Edward Ruscha, Twenty-Six Gasoline Stations. “400 copies printed in April, 1963, by the Cunningham Press, Alhambra, California.”
IT IS PERHAPS UNFAIR to write a review of a book which, by now, is probably completely unavailable. But the book is so curious, and so doomed to oblivion that there is an obligation, of sorts, to document its existence, record its having been here, in the same way, almost, as other pages record and document the ephemeral existence of exhibitions which are mounted, shown, and then broken up forever.
“Twenty-six Gasoline Stations,” is a book consisting of 26 photographs of gasoline stations in various parts of America.
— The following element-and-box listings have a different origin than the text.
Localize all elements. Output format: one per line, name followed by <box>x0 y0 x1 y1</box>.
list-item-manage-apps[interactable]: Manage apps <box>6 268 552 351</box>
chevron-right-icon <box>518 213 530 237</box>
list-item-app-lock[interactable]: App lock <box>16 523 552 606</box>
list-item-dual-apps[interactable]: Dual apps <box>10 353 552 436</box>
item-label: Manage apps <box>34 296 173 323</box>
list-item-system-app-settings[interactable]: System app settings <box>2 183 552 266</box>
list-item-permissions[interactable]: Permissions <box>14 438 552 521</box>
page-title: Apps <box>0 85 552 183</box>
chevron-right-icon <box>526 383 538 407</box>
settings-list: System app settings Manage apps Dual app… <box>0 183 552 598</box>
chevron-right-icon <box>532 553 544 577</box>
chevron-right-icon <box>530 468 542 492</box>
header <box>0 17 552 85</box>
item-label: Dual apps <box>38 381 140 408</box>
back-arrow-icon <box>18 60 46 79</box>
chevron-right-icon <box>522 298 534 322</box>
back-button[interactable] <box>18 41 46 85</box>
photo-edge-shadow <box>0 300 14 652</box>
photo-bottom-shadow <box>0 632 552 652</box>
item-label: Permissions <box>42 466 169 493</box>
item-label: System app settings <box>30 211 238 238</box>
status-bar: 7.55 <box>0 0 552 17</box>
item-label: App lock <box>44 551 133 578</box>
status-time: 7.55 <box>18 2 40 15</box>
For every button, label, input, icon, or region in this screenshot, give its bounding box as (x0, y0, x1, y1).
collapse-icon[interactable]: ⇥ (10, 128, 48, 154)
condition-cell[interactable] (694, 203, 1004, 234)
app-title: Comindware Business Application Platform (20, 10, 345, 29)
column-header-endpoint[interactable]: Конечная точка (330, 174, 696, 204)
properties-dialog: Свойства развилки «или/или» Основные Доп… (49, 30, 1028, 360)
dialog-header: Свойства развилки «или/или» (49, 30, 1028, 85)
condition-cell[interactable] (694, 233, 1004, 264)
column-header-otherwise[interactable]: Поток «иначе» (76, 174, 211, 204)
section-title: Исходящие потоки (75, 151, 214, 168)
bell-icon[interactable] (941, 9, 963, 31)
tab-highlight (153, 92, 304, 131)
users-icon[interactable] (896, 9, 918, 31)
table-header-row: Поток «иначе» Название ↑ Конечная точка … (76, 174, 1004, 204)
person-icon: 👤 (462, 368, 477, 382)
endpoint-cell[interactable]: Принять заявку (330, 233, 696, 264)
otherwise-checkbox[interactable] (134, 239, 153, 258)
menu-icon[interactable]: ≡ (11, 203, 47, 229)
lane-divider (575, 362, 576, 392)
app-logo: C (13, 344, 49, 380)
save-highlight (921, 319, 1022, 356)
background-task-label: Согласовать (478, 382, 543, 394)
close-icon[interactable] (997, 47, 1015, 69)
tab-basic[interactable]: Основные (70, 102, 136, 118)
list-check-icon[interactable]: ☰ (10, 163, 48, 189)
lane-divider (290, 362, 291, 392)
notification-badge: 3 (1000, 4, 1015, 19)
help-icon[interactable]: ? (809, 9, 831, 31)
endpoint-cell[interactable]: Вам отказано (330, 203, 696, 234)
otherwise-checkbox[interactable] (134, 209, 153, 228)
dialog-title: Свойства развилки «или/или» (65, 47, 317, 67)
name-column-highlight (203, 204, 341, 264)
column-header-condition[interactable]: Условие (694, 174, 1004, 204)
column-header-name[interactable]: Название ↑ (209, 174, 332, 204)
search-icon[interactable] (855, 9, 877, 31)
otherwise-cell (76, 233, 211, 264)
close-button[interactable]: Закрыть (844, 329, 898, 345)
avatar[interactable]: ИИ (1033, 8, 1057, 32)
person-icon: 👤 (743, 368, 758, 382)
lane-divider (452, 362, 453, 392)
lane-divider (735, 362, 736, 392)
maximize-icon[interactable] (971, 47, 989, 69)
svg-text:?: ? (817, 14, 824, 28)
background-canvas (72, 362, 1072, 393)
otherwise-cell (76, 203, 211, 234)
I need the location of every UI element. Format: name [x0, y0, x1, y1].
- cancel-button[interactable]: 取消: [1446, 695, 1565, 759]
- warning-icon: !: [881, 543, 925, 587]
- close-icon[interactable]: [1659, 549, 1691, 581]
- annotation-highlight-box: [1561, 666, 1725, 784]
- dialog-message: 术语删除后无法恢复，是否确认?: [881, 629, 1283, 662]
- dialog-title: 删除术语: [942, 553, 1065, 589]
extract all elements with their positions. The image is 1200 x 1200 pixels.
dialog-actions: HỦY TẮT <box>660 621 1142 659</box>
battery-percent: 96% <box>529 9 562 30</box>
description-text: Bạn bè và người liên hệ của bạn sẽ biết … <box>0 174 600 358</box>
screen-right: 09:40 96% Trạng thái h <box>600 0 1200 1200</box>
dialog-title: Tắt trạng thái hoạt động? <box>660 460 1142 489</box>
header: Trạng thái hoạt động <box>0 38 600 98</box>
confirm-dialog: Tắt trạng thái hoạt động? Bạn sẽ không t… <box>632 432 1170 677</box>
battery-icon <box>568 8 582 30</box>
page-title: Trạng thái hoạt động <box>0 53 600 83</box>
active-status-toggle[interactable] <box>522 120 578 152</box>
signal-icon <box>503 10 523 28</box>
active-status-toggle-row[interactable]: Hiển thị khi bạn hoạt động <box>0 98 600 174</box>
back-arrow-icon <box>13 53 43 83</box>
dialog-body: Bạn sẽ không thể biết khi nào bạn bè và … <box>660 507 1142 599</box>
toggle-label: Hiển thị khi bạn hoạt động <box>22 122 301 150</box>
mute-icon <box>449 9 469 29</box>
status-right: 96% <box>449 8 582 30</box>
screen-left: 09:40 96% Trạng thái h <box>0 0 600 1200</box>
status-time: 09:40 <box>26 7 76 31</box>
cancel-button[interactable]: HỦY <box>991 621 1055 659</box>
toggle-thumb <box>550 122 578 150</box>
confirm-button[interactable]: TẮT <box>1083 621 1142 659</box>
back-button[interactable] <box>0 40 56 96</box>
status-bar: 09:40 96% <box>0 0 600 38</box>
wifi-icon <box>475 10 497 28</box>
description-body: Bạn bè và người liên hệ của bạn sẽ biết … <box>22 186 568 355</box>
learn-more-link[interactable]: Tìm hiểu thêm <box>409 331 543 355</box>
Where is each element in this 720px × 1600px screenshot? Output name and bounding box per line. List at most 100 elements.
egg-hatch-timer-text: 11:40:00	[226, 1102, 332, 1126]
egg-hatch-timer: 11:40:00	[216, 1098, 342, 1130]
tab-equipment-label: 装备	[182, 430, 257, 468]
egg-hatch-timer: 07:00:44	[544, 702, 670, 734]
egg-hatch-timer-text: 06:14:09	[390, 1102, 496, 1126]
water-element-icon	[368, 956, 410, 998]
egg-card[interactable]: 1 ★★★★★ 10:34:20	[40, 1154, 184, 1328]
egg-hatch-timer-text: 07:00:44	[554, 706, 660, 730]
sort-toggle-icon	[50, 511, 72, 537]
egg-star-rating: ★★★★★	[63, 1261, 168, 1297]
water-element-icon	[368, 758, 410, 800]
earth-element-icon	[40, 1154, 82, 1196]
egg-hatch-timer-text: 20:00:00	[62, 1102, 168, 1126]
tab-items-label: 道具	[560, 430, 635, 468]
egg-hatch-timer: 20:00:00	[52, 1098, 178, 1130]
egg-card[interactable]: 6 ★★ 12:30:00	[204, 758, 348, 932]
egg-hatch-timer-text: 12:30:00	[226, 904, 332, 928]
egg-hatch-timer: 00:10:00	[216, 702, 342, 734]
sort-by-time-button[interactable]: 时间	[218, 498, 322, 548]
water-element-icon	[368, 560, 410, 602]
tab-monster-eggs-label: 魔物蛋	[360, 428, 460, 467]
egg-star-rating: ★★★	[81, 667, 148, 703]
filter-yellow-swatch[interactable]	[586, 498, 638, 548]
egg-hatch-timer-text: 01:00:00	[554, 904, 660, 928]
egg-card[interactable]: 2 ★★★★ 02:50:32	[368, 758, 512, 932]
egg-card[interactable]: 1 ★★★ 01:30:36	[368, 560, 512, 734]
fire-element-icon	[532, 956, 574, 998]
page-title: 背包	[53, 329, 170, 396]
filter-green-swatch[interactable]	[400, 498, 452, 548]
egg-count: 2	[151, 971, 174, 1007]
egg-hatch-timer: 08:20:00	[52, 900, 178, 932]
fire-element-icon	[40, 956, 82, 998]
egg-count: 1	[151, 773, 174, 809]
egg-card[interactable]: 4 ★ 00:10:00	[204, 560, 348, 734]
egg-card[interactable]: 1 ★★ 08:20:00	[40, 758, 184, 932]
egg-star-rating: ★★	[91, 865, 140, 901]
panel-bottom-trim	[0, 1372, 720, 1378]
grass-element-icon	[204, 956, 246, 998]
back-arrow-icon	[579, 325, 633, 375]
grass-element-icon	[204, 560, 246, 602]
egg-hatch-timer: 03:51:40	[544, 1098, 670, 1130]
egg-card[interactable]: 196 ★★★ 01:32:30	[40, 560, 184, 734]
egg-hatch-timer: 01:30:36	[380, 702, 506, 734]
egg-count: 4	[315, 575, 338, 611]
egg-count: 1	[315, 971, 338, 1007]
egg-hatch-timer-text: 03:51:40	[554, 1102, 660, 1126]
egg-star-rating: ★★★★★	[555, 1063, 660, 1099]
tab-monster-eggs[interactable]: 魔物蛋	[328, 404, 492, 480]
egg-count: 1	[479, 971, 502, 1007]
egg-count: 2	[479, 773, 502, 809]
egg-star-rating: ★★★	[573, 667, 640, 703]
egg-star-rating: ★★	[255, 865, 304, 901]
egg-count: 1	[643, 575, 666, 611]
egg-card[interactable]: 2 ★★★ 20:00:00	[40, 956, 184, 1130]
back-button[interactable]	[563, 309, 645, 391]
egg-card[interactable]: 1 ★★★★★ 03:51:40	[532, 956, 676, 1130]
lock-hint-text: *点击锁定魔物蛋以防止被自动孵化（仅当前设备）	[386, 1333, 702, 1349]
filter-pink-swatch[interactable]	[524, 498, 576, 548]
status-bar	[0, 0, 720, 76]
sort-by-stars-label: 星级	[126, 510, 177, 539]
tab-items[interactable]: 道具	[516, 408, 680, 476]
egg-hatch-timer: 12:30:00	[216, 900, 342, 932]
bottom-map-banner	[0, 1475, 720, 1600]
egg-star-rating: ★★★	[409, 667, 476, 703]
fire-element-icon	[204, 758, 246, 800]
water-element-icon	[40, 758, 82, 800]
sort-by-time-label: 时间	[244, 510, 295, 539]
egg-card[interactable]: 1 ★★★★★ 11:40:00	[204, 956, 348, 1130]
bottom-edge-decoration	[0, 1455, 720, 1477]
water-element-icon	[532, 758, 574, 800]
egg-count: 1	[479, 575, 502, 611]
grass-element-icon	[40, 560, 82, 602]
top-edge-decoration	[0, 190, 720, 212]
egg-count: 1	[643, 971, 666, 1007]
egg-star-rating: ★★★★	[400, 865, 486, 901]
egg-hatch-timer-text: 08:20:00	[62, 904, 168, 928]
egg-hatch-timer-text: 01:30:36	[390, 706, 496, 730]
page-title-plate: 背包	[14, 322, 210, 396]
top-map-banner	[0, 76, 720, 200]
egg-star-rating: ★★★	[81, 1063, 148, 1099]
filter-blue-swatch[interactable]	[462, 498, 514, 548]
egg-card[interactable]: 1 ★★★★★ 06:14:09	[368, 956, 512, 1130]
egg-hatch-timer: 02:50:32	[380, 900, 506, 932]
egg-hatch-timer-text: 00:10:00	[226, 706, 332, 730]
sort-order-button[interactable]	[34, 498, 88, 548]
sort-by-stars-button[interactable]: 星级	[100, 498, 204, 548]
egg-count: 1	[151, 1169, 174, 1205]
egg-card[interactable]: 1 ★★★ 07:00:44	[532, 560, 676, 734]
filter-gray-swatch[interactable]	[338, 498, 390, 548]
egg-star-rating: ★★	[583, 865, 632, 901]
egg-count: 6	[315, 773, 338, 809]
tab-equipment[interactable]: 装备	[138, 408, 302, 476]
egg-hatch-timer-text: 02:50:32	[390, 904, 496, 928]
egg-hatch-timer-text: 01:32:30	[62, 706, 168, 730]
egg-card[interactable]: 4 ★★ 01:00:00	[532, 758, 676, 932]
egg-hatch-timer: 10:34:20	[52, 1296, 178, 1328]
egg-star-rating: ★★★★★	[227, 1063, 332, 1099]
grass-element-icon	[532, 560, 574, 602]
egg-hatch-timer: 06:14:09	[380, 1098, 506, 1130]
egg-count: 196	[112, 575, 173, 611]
There is no text of any kind. Each photograph is carefully captioned with only the most essential information: “Flying A, Kingman, Arizona.” The photographs are not professional—most of them are not even good.
Ruscha is a young pop artist whose work, incidentally, does not particularly relate to gasoline stations. “Twenty-six Gasoline Stations” is a pop-art book. Captioned soberly are “reproductions” of 26 works of art. Not quite a joke, the idea is at least as complex as the puns and issues posed by Duchamp’s urinal; we are irritated and annoyed by the act, but feel compel led to resolve the questions it raises. The urinal resolved in favor of Duchamps; for Ruscha and the movement he represents, the issue is still in doubt.